Yarra Glen 3775 |
Yarra Glen is situated a little north of a flood plain through which the Yarra River flows. It has a substantial township which is 40 km. north-east of Melbourne. It was probably named after the Yarra Glen station, a grazing property of 12 sq. miles.
The open flood plain attracted early pastoralists. The Ryrie brothers overlanded stock from New South Wales, settling in the Yarra Glen district at Tarrawarra and Yering in 1836. Settlers moving out from Melbourne later penetrated the Yarra Valley from that direction, pushing beyond the Yarra Glen district to Healesville. Their route, known as the Yarra Track, passed through Yarra Flats, the early name for Yarra Glen. However, when bridges over the Yarra River were built the route along Whitehorse Road to Lilydale was more convenient than the Yarra Track over Christmas Hills and through flood-prone Yarra Glen, and traffic tended to avoid the area. Yarra Glen had a hotel, post office and primary school by 1870 and numerous surrounding holdings which ran stock or had vineyards for wine production (the Ryrie brothers had planted vines in 1838).

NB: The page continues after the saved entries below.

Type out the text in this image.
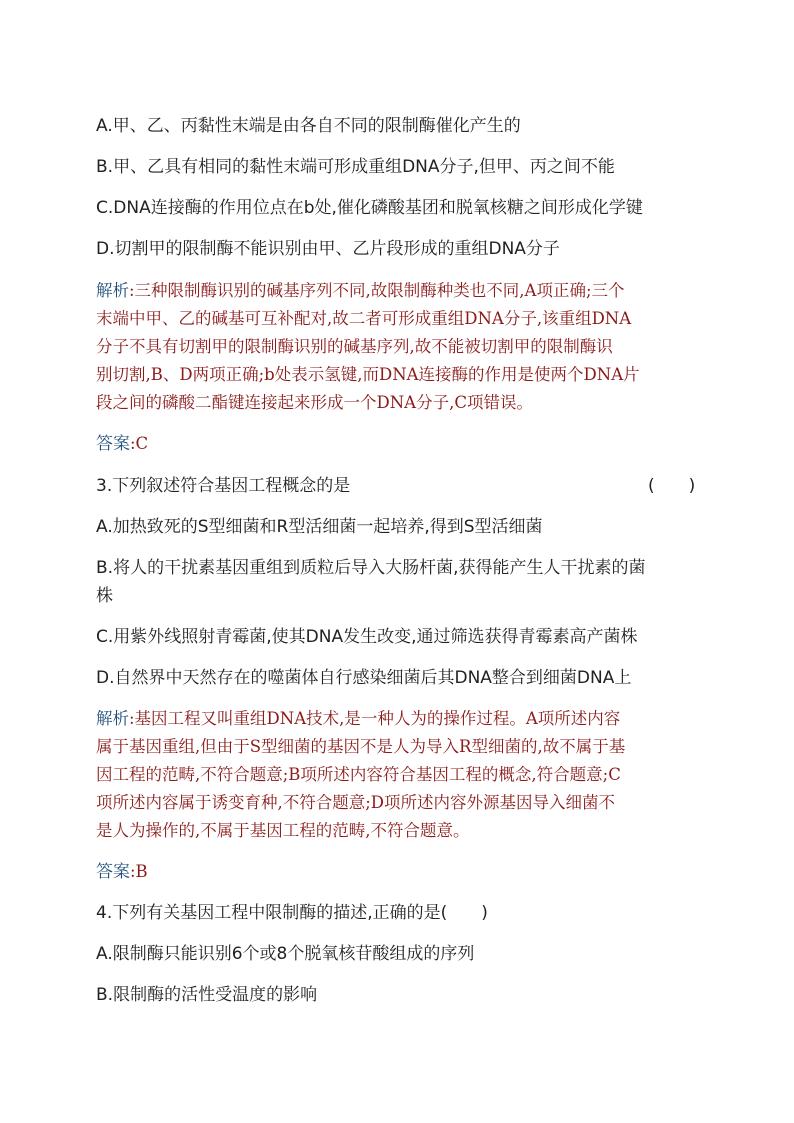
A.甲、乙、丙黏性末端是由各自不同的限制酶催化产生的
B.甲、乙具有相同的黏性末端可形成重组DNA分子,但甲、丙之间不能
C.DNA连接酶的作用位点在b处,催化磷酸基团和脱氧核糖之间形成化学键
D.切割甲的限制酶不能识别由甲、乙片段形成的重组DNA分子
解析:三种限制酶识别的碱基序列不同,故限制酶种类也不同,A项正确;三个
末端中甲、乙的碱基可互补配对,故二者可形成重组DNA分子,该重组DNA
分子不具有切割甲的限制酶识别的碱基序列,故不能被切割甲的限制酶识
别切割,B、D两项正确;b处表示氢键,而DNA连接酶的作用是使两个DNA片
段之间的磷酸二酯键连接起来形成一个DNA分子,C项错误。
答案:C
3.下列叙述符合基因工程概念的是	(　　)
A.加热致死的S型细菌和R型活细菌一起培养,得到S型活细菌
B.将人的干扰素基因重组到质粒后导入大肠杆菌,获得能产生人干扰素的菌
株
C.用紫外线照射青霉菌,使其DNA发生改变,通过筛选获得青霉素高产菌株
D.自然界中天然存在的噬菌体自行感染细菌后其DNA整合到细菌DNA上
解析:基因工程又叫重组DNA技术,是一种人为的操作过程。A项所述内容
属于基因重组,但由于S型细菌的基因不是人为导入R型细菌的,故不属于基
因工程的范畴,不符合题意;B项所述内容符合基因工程的概念,符合题意;C
项所述内容属于诱变育种,不符合题意;D项所述内容外源基因导入细菌不
是人为操作的,不属于基因工程的范畴,不符合题意。
答案:B
4.下列有关基因工程中限制酶的描述,正确的是(　　)
A.限制酶只能识别6个或8个脱氧核苷酸组成的序列
B.限制酶的活性受温度的影响
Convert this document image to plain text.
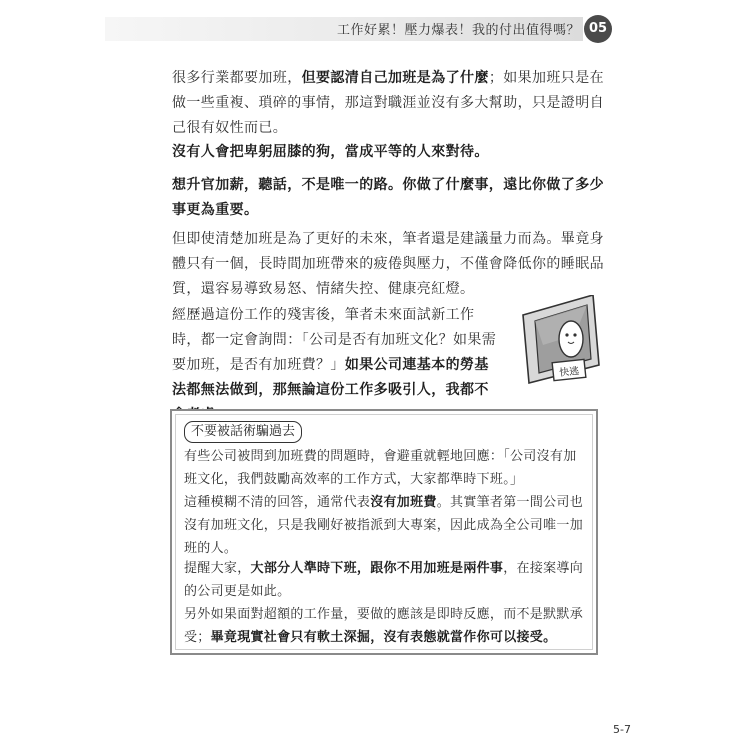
工作好累！壓力爆表！我的付出值得嗎？ 05

很多行業都要加班，但要認清自己加班是為了什麼；如果加班只是在做一些重複、瑣碎的事情，那這對職涯並沒有多大幫助，只是證明自己很有奴性而已。

沒有人會把卑躬屈膝的狗，當成平等的人來對待。

想升官加薪，聽話，不是唯一的路。你做了什麼事，遠比你做了多少事更為重要。

但即使清楚加班是為了更好的未來，筆者還是建議量力而為。畢竟身體只有一個，長時間加班帶來的疲倦與壓力，不僅會降低你的睡眠品質，還容易導致易怒、情緒失控、健康亮紅燈。

經歷過這份工作的殘害後，筆者未來面試新工作時，都一定會詢問：「公司是否有加班文化？如果需要加班，是否有加班費？」如果公司連基本的勞基法都無法做到，那無論這份工作多吸引人，我都不

快逃
不要被話術騙過去

有些公司被問到加班費的問題時，會避重就輕地回應：「公司沒有加班文化，我們鼓勵高效率的工作方式，大家都準時下班。」

這種模糊不清的回答，通常代表沒有加班費。其實筆者第一間公司也沒有加班文化，只是我剛好被指派到大專案，因此成為全公司唯一加班的人。

提醒大家，大部分人準時下班，跟你不用加班是兩件事，在接案導向的公司更是如此。

另外如果面對超額的工作量，要做的應該是即時反應，而不是默默承受；畢竟現實社會只有軟土深掘，沒有表態就當作你可以接受。

5-7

The area was still known as Yarra Flats, and the settlement named Burgoyne. With the construction of the railway from Lilydale to Healesville in 1888-9 the name Yarra Glen was given to the school, post office and the railway station. The railway line was built on a wooden bridge nearly two kilometres long, to raise it above the flood plain.
Whilst Yarra Glen was connected by transport routes to Lilydale and Healesville, it was not in either of those shires. Its old connection to the Yarra Track linked it with Eltham, and it had been included in the Eltham Road District in 1856, which became the Eltham shire which was established in 1871.
The land around Yarra Glen was suitable for mixed agriculture. The decline of the Yarra Valley wine industry in the 1890s influenced the diversification of Yarra Glen into dairying and orcharding, as well as sheep and beef cattle. A horticultural and fruit growers' association was formed. The main change in the area's rural landscape was probably the consolidation of some holdings, as Yarra Glen's population did not rise above the 1911 census figure until after the second world war.
On 1 October, 1958, the Yarra Glen part of Eltham shire was transferred to Healesville shire, acknowledging links that had existed since before the turn of the century.
During the 1890s Yarra Glen township's residential population grew as it came within an acceptable commuting distance to work in metropolitan Melbourne. Commuting was by motor vehicle as the railway line had been closed in 1980 (later to be revived as the Yarra Valley Tourist railway). The township has a substantial shopping centre, a reserve with sports facilities, a well appointed racecourse and a showground.
East of the township is the historic Gulf Station, the most complete mid 19th century farm buildings complex in vernacular timber construction, and Tarrawarra, a spacious country residence occupied by David Syme (1827-1908) and latterly by a Cistercian monks community.
Yarra Glen's census populations have been 417 (1911), 362 (1947), 515 (1971) and 1,183 (1991).